Mathias - Cliquenabend

Mathias Rekasch

Letztens – genauer gesagt vor etwa zwei Wochen – fand die Bekanntgabe der Longlists und Shortlists (Nominierungen) der Jurys zum Kinderspiel des Jahres und zum Kennerspiel und Spiel des Jahres statt. Und wie eigentlich in jedem Jahr wartete ich nach 25 empfohlenen und darunter neun nominierten Spielen auf etwas, wonach man eigentlich immer die Uhr stellen kann … den Shitstorm!

Das spannende an diesem jährlichen Shitstorm ist ja jedes Mal, dass sich größtenteils Spieler:innen über die Wahl der Jurys echauffieren, die gar nicht Zielgruppe der Preise sind. Fairerweise muss man zugestehen, dass die Empörung sich in der Regel auf das Kennerspiel des Jahres und das Spiel des Jahres und deren Listen beschränkt. In diesem Jahr ist nun aber etwas Sonderbares passiert: Der Shitstorm in den sozialen Netzwerken blieb (nahezu) aus. 

Natürlich gibt es immer ein paar Menschen, die es sich zur Aufgabe gemacht haben, gegen die Entscheidungen der Jury zu sein – komme, was wolle. Aber ich kann mich persönlich nicht erinnern, wann die Entscheidungen der Jury im Mai eines Jahres zum letzten Mal auf eine so breite Zustimmung wie in diesem Jahr getroffen sind. Woran das liegen kann, hat vermutlich vielfältige Gründe.  Zum einen gab es schon im Vorfeld bei den Blogger:innen zu vielen nun genannten Titeln einen recht breiten Konsens. Nicht immer wurden die Titel exakt so vorhergesagt – auf erweiterten Listen tauchten fünf der sechs Titel aber auf breiter Basis auf. Mit dem Spiel MicroMacro: Crime City gab es dieses Mal auch wieder einen Titel, der schon seit Erscheinen als potenzieller Kandidat für das Spiel des Jahres gehandelt wurde. In diesem Frühjahr erging es dem Spiel Die Abenteuer des Robin Hood nahezu ähnlich, wenn auch nicht ganz so ausgeprägt. Ist es also dieser breite Konsens vieler Blogger:innen, der auch die Spieler:innen in diesem Jahr überzeugt hat? Gut möglich, zumal lediglich der Titel Zombie Teenz Evolution in dieser Kategorie für einige Überraschung sorgte. Vielleicht hätte man es nach der Empfehlung des Vorgängers Zombie Kidz Evolution für das Kinderspiel des Jahres 2020 erahnen können, aber ich muss zugeben, dass ich persönlich nicht damit gerechnet habe. 
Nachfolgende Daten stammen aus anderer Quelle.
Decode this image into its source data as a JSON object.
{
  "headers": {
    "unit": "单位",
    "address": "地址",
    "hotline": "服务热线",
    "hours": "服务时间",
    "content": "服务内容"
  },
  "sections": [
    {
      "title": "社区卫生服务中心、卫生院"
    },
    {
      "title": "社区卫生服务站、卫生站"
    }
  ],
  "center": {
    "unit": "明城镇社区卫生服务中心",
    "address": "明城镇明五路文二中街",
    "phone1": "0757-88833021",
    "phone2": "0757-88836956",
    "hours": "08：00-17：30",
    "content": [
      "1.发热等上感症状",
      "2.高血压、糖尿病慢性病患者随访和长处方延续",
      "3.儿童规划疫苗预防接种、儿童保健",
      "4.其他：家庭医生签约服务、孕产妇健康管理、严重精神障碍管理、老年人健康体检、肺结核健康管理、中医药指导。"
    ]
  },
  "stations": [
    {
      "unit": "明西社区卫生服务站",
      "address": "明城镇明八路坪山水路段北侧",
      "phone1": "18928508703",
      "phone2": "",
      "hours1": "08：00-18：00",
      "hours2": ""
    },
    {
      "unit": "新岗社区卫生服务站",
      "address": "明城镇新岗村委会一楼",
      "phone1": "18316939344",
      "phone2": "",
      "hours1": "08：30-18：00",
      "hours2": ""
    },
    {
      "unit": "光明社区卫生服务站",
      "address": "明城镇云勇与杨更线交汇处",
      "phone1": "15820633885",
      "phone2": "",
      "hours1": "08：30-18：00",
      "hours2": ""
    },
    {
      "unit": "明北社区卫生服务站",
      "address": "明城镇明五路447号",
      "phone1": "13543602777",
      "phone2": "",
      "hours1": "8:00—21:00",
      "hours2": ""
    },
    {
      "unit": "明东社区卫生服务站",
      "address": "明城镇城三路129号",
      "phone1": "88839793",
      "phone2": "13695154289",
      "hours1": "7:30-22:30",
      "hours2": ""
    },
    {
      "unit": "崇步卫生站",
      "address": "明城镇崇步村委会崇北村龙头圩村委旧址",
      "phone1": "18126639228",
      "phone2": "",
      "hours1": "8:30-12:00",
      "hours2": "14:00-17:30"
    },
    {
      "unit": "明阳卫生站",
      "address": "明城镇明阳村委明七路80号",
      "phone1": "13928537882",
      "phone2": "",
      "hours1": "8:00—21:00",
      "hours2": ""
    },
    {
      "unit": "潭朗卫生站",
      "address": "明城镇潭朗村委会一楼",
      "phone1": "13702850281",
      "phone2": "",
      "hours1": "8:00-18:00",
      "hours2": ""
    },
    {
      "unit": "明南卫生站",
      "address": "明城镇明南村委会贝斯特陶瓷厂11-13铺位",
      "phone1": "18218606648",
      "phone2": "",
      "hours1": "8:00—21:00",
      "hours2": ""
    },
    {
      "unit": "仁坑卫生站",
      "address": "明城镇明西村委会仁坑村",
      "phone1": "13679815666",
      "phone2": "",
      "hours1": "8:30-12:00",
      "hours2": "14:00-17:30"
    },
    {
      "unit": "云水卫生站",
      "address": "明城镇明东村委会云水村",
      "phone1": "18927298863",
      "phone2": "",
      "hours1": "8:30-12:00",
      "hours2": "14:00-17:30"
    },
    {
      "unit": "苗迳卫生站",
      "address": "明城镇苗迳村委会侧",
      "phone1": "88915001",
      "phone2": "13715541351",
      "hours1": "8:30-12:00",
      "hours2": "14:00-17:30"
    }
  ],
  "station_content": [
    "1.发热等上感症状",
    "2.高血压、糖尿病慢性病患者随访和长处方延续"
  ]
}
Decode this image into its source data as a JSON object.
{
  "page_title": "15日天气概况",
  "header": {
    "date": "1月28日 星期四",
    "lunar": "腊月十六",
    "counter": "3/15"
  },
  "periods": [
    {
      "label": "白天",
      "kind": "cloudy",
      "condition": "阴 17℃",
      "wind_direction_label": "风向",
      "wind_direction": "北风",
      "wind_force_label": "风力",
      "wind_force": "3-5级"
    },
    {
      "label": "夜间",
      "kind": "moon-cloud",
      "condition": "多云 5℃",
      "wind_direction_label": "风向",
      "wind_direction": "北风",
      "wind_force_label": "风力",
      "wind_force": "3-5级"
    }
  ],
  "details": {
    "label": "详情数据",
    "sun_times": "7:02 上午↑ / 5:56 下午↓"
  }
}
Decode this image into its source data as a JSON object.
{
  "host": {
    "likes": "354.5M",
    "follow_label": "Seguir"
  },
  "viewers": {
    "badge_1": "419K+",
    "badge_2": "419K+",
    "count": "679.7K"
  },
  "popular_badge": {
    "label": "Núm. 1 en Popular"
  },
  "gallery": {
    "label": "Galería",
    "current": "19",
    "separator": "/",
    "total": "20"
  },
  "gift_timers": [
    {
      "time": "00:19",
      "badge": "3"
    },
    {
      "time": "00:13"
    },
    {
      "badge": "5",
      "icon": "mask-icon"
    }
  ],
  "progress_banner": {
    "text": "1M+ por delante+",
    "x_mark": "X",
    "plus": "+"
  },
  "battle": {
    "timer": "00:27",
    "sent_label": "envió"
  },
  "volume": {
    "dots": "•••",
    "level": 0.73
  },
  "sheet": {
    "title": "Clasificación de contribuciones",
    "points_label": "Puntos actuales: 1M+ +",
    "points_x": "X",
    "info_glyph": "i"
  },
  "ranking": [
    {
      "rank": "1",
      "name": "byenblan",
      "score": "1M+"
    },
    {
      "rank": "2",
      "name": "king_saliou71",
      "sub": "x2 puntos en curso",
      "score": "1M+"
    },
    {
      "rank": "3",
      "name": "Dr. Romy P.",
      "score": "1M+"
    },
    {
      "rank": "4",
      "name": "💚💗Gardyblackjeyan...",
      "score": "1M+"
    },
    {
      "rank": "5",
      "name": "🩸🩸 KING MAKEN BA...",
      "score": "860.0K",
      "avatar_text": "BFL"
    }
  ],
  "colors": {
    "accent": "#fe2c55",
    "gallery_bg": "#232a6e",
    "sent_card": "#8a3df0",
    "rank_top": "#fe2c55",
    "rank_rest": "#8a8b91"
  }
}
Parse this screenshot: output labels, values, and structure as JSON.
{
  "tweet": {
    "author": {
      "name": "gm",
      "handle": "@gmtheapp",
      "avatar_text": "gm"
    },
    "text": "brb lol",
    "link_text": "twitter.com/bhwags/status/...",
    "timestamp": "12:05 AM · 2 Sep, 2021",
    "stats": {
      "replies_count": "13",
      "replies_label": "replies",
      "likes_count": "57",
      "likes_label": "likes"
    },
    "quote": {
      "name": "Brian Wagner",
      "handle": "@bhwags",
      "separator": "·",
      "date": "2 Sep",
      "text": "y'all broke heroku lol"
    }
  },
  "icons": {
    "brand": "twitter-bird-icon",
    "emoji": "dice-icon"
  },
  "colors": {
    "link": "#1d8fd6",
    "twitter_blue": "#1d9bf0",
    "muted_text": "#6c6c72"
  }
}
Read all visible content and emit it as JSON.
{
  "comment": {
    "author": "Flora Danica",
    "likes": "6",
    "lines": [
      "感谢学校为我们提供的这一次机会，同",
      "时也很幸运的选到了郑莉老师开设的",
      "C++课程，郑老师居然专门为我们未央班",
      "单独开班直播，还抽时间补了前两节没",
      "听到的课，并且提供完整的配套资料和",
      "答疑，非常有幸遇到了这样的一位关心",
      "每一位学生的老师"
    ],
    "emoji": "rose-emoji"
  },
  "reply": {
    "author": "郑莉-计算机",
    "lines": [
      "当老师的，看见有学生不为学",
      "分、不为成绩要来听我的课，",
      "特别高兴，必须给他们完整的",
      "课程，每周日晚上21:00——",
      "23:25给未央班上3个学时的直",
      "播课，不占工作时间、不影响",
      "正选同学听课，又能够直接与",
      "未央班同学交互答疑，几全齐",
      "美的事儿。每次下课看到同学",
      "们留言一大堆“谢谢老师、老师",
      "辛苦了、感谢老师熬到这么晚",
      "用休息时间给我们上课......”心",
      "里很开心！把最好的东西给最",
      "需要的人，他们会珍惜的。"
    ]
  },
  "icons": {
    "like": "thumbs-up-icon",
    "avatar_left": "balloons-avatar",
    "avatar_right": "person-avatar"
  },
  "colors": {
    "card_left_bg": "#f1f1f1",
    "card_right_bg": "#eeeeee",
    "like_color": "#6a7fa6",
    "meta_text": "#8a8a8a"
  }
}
Beim Kennerspiel des Jahres waren sich Spieler:innen und Blogger:innen größtenteils einig, dass der Jahrgang viele tolle Titel beinhaltet – auch wenn sich Spieler:innen nicht selten deutlich komplexere Titel wünschen als in der Regel nominiert oder empfohlen werden. Aber auch hier ist die Zufriedenheit relativ groß. Natürlich diskutieren nicht wenige, ob Fantastische Reiche wirklich ein Kennerspiel ist oder nicht eher darunter liegt, aber die Begeisterung für das Spiel ist sehr groß. Auch Die verlorenen Ruinen von Arnak wurde stark gelobt in den letzten Monaten und ist aus allen sechs Spielen sicherlich der „klassischste Titel“. Da auch Paleo oft bei möglichen Spekulationen genannt wurde und man mit Wasserkraft und Gloomhaven: Die Pranken des Löwen in diesem Jahr gleich zwei sehr komplexe Titel empfohlen worden sind, ist eine breite Konsens-Basis der Spieler:innen auch für diese Entscheidungen keine Überraschung – zumal mit Aeon’s End und Riftforce zwei weitere beliebte Titel ebenfalls empfohlen wurden. Ist es vielleicht auch die nochmal leicht veränderte Zusammensetzung der Jury im Vergleich zum letzten Mal?! Wer weiß … nicht selten sorgen solche Veränderungen auch für den ein oder anderen Titel auf den Listen. Das fällt aber absolut in den Bereich der Spekulation.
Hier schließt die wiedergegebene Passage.